Этридж ясно понимал, что президент пытается убедить скорее самого себя и при этом чего-то недоговаривает. Это можно было прочитать в его глазах. «Но вы-то не Франклин Рузвельт, Декс. Вы не станете таким, как он, даже через миллион лет».
«Ну что ж, посмотрим», – подумал Этридж. Он принял свое решение и чувствовал, что его поднимает волна ликования и торжества.

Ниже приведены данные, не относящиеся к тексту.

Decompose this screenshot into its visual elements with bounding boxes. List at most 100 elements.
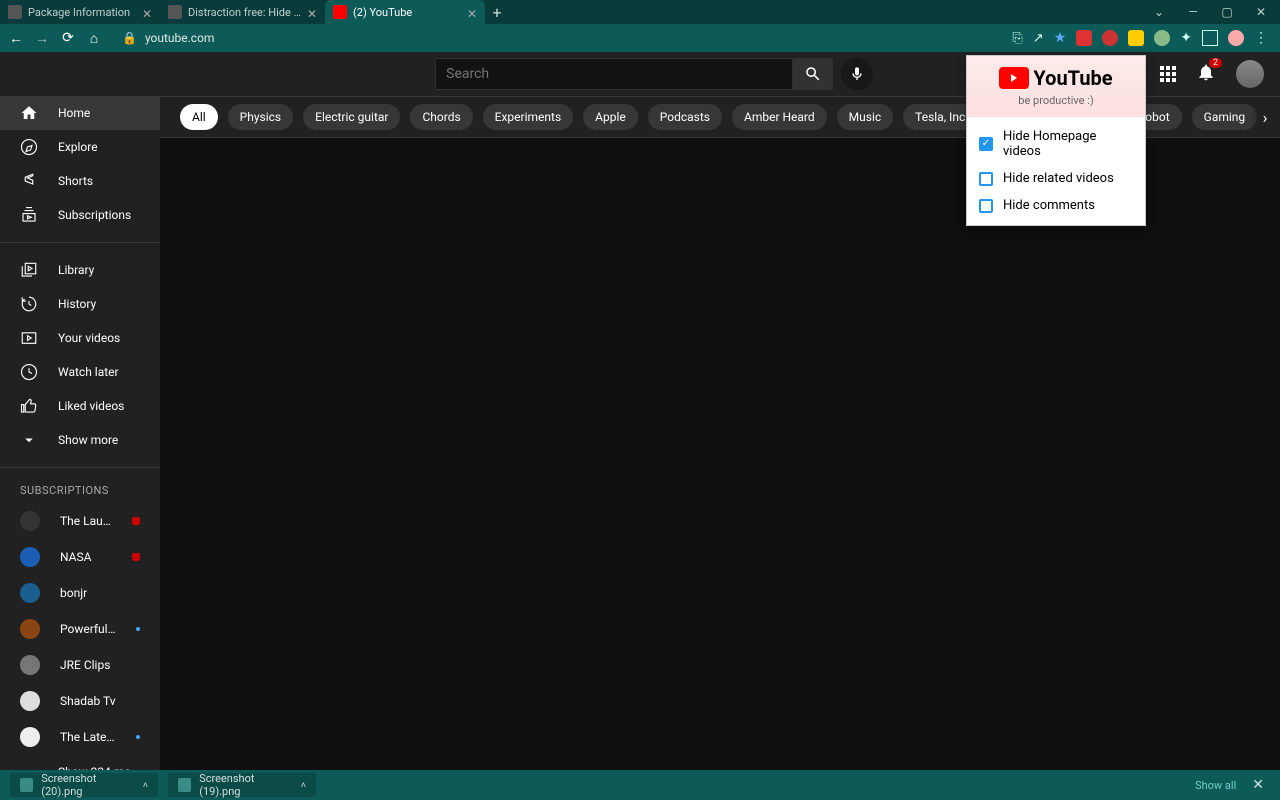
subscription-item[interactable]: JRE Clips [0,647,160,683]
chip[interactable]: Experiments [483,104,574,130]
voice-search-button[interactable] [841,58,873,90]
sidebar-item-library[interactable]: Library [0,253,160,287]
browser-tab-active[interactable]: (2) YouTube ✕ [325,0,485,24]
channel-avatar [20,511,40,531]
checkbox-icon[interactable] [979,172,993,186]
downloads-bar: Screenshot (20).png ˄ Screenshot (19).pn… [0,770,1280,800]
menu-icon[interactable]: ⋮ [1254,30,1268,46]
lock-icon: 🔒 [122,31,137,45]
notifications-button[interactable]: 2 [1196,62,1216,86]
sidebar-item-watch-later[interactable]: Watch later [0,355,160,389]
share-icon[interactable]: ↗ [1033,31,1044,46]
download-item[interactable]: Screenshot (19).png ˄ [168,773,316,797]
chip[interactable]: Music [837,104,893,130]
extension-icon[interactable] [1076,30,1092,46]
subscription-item[interactable]: The Launch Pad [0,503,160,539]
search-button[interactable] [793,58,833,90]
browser-tab[interactable]: Distraction free: Hide YouTube co ✕ [160,0,325,24]
checkbox-icon[interactable] [979,137,993,151]
sidebar-item-home[interactable]: Home [0,96,160,130]
extension-icon[interactable] [1128,30,1144,46]
chip[interactable]: Physics [228,104,293,130]
sidebar-item-history[interactable]: History [0,287,160,321]
chevron-down-icon[interactable]: ⌄ [1152,5,1166,19]
bookmark-icon[interactable]: ★ [1054,30,1067,46]
close-icon[interactable]: ✕ [1254,5,1268,19]
subscription-item[interactable]: bonjr [0,575,160,611]
live-indicator-icon [132,517,140,525]
reload-button[interactable]: ⟳ [60,30,76,46]
chip[interactable]: Amber Heard [732,104,827,130]
chips-scroll-right[interactable]: › [1250,97,1280,137]
search-input[interactable] [435,58,793,90]
thumbs-up-icon [20,397,38,415]
new-tab-button[interactable]: + [485,0,509,24]
forward-button[interactable]: → [34,30,50,47]
subscription-item[interactable]: NASA [0,539,160,575]
extensions-icon[interactable]: ✦ [1180,30,1192,46]
chip[interactable]: Apple [583,104,638,130]
browser-tab-strip: Package Information ✕ Distraction free: … [0,0,1280,24]
tab-title: Distraction free: Hide YouTube co [188,6,301,19]
sidebar-item-liked[interactable]: Liked videos [0,389,160,423]
channel-avatar [20,619,40,639]
live-indicator-icon [132,553,140,561]
sidebar-item-explore[interactable]: Explore [0,130,160,164]
history-icon [20,295,38,313]
close-icon[interactable]: ✕ [467,7,477,17]
close-icon[interactable]: ✕ [307,7,317,17]
chip[interactable]: Chords [410,104,472,130]
chip[interactable]: Podcasts [648,104,722,130]
library-icon [20,261,38,279]
chip-all[interactable]: All [180,104,218,130]
search-icon [804,65,822,83]
shorts-icon [20,172,38,190]
option-hide-comments[interactable]: Hide comments [967,192,1145,219]
extension-icons: ⎘ ↗ ★ ✦ ⋮ [1012,30,1272,46]
extension-icon[interactable] [1102,30,1118,46]
install-icon[interactable]: ⎘ [1012,31,1022,46]
youtube-favicon [333,5,347,19]
back-button[interactable]: ← [8,30,24,47]
chevron-down-icon [20,763,38,770]
new-content-icon [136,627,140,631]
channel-avatar [20,691,40,711]
browser-tab[interactable]: Package Information ✕ [0,0,160,24]
sidebar-item-your-videos[interactable]: Your videos [0,321,160,355]
close-icon[interactable]: ✕ [142,7,152,17]
sidebar-item-shorts[interactable]: Shorts [0,164,160,198]
sidebar-item-show-more-subs[interactable]: Show 234 more [0,755,160,770]
url-text: youtube.com [145,31,215,45]
option-hide-homepage[interactable]: Hide Homepage videos [967,123,1145,165]
chevron-up-icon[interactable]: ˄ [143,780,148,791]
minimize-icon[interactable]: — [1186,5,1200,19]
sidebar-item-subscriptions[interactable]: Subscriptions [0,198,160,232]
channel-avatar [20,655,40,675]
chip[interactable]: Gaming [1192,104,1258,130]
url-bar[interactable]: 🔒 youtube.com [112,31,1002,45]
subscription-item[interactable]: PowerfulJRE [0,611,160,647]
option-hide-related[interactable]: Hide related videos [967,165,1145,192]
extension-icon[interactable] [1154,30,1170,46]
file-icon [20,778,33,792]
divider [0,242,160,243]
checkbox-icon[interactable] [979,199,993,213]
subscriptions-heading: SUBSCRIPTIONS [0,478,160,503]
avatar[interactable] [1236,60,1264,88]
chip[interactable]: Electric guitar [303,104,400,130]
chevron-up-icon[interactable]: ˄ [301,780,306,791]
close-icon[interactable]: ✕ [1246,777,1270,793]
download-item[interactable]: Screenshot (20).png ˄ [10,773,158,797]
show-all-downloads[interactable]: Show all [1195,779,1236,792]
home-button[interactable]: ⌂ [86,30,102,47]
account-icon[interactable] [1202,30,1218,46]
tab-title: Package Information [28,6,136,19]
maximize-icon[interactable]: ▢ [1220,5,1234,19]
profile-icon[interactable] [1228,30,1244,46]
subscription-item[interactable]: Shadab Tv [0,683,160,719]
apps-icon[interactable] [1160,66,1176,82]
subscription-item[interactable]: The Late Show wit... [0,719,160,755]
extension-options: Hide Homepage videos Hide related videos… [967,117,1145,225]
sidebar-item-show-more[interactable]: Show more [0,423,160,457]
your-videos-icon [20,329,38,347]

Президент говорил по телефону.
– Билл? Расскажите мне о новостях. – Его большое лицо кивало, а глаза блуждали по комнате. Он слушал в течение нескольких минут, на протяжении которых на его лице, как у актера, сменялись разные эмоции. Изредка он бросал в ответ что-нибудь односложное; напоследок он сказал: – Держите меня в курсе, – и повесил трубку.
– Что нового?
– Испанская полиция нашла вертолет. Пустой.
– Где?
– На ферме в Пиренеях.
У Брюстера был хороший искусственный загар, но сейчас его лицо казалось старым. За последние два-три года он заметно постарел. «Так всегда и бывает», – подумал Этридж, чувствуя, что в эту мысль прокралось что-то слишком личное, он сам довольно болезненно относился к своему возрасту.
– Может быть, они найдут отпечатки пальцев, – прибавил президент без особой убежденности. – Или какие-нибудь улики.
– От Фэрли ничего?
– Нет. Ни от него, ни от людей, которые его похитили.
– Это ужасно.
– Все могло бы быть иначе, – заметил Брюстер, – если бы я тогда не позволил ему переубедить себя насчет расправы с этими ублюдками.
– Я так не думаю. Мы бы взялись за них здесь, а не в Европе.
Глаза президента сузились.
– Декс, я хочу покончить с этими ублюдками. Мне нужна ваша помощь.
– Неделю назад вы предлагали то же самое Фэрли.
– С тех пор ситуация стала гораздо хуже. Она выходит из-под контроля.
– Мы даже не знаем, кто за этим стоит, господин президент.
– Один из них американец. Черный. Нам это известно.
– Это еще не причина, чтобы устроить массовое линчевание.
– Никто не говорит о линчевании, Декс.
– В сети попадется много ни в чем не повинной рыбешки.
– Но это покажет им, что мы не собираемся отступать. – Он сделал широкий жест рукой, в которой обычно держал сигару. – Сейчас это очень важно – гораздо важнее, чем считает большинство.
Этридж понимал, что президент хочет начать атаку против радикалов не ради каких-то стратегических целей, а просто чтобы показать, что его администрация способна на твердые и эффективные шаги. Сейчас необходимо успокоить общественность. Он признавал мотивы президента, но прекрасно сознавал и то, что жесткие меры правительства могут спровоцировать в стране массовые беспорядки, которые потребуют от Вашингтона еще более суровых действий. Иными словами, придется использовать армию. Но если вы начинаете применять военную силу против части собственного населения, это ставит под удар всю демократическую структуру власти. Этридж меньше всего хотел идти на такой риск именно теперь, когда благодаря Фэрли у страны было больше шансов на реформы, перестройку и политическую стабильность, чем за все последние десятилетия.